Operação na Baixada Fluminense prende quatro em flagrante

Polícia Civil fecha fábrica ilegal de bebidas em São João de Meriti e alerta para riscos à saúde no pré-Carnaval. #Linkezine 🚨

 

À medida que o Carnaval se aproxima e o consumo de bebidas cresce nas ruas, bares e festas, um alerta silencioso ganha forma nos bastidores da segurança pública. Na manhã desta terça-feira (3), a Polícia Civil do Rio de Janeiro estourou uma fábrica clandestina de bebidas destiladas em São João de Meriti, na Baixada Fluminense, revelando um esquema que operava longe dos olhos do consumidor — mas com impacto direto na saúde pública.

A ação foi conduzida por agentes da Delegacia de Repressão aos Crimes Contra a Propriedade Imaterial (DRCPIM), que, após diligências no bairro Vila São João, localizaram o imóvel funcionando a pleno vapor. O que encontraram ali foi um retrato cru da ilegalidade: centenas de garrafas prontas para distribuição, líquidos de procedência desconhecida e um arsenal de equipamentos usados para simular a legalidade do produto final.

Máquinas de envase, lacres, tampas, selos e rótulos falsificados compunham a engrenagem do esquema, responsável por colocar no mercado bebidas adulteradas, disfarçadas de marcas conhecidas. Tudo isso em um ambiente descrito pelos policiais como totalmente insalubre, sem qualquer condição mínima de higiene ou controle sanitário.

Quatro pessoas foram presas em flagrante no local e vão responder pelo crime de falsificação, corrupção, adulteração ou alteração de substância ou produto alimentício. Trata-se de uma infração grave, que ultrapassa o campo econômico e atinge diretamente a integridade física dos consumidores, expostos a substâncias potencialmente tóxicas.

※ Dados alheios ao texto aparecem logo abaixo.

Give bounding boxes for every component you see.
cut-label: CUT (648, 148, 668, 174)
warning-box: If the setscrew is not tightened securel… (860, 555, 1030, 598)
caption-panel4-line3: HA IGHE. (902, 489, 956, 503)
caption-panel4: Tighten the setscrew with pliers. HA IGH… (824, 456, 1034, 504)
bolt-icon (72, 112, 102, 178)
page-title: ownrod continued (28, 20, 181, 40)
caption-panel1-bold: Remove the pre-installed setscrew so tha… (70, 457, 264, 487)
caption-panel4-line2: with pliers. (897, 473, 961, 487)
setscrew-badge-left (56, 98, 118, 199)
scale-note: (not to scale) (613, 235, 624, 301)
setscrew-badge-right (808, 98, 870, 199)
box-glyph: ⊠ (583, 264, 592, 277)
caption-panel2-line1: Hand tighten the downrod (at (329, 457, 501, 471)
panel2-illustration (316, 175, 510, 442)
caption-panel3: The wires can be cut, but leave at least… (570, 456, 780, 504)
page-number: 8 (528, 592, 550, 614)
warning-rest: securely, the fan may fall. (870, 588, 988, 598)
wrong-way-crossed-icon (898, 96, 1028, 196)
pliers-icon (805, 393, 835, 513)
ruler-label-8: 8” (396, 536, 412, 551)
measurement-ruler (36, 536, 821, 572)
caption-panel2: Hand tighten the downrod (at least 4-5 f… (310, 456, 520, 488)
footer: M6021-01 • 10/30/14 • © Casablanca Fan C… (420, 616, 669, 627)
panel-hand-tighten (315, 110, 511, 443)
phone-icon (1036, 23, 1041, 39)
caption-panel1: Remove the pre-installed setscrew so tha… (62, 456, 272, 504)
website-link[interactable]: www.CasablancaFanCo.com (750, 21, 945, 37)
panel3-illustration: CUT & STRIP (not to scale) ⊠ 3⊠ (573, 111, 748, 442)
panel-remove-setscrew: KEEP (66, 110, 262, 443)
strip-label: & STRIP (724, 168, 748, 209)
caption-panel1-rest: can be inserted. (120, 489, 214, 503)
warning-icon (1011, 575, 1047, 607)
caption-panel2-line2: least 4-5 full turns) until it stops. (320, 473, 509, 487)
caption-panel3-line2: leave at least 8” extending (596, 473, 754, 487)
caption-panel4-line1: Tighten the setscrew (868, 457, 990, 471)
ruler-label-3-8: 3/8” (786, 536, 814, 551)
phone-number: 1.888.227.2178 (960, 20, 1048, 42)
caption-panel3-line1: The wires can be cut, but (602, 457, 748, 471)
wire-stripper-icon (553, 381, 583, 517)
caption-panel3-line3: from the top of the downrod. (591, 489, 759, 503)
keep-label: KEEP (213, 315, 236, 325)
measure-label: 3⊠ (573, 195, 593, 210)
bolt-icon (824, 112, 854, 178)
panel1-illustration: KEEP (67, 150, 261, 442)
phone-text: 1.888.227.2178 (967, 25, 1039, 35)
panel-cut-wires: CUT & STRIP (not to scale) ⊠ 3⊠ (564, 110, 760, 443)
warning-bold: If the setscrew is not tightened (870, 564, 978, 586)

A operação integra um esforço permanente da Polícia Civil para combater a produção e a comercialização de bebidas irregulares, trabalho que se intensifica no período pré-carnavalesco. Com a alta demanda típica da época, organizações criminosas veem uma oportunidade de lucro rápido, explorando brechas e colocando em circulação produtos que podem causar intoxicações severas e até mortes.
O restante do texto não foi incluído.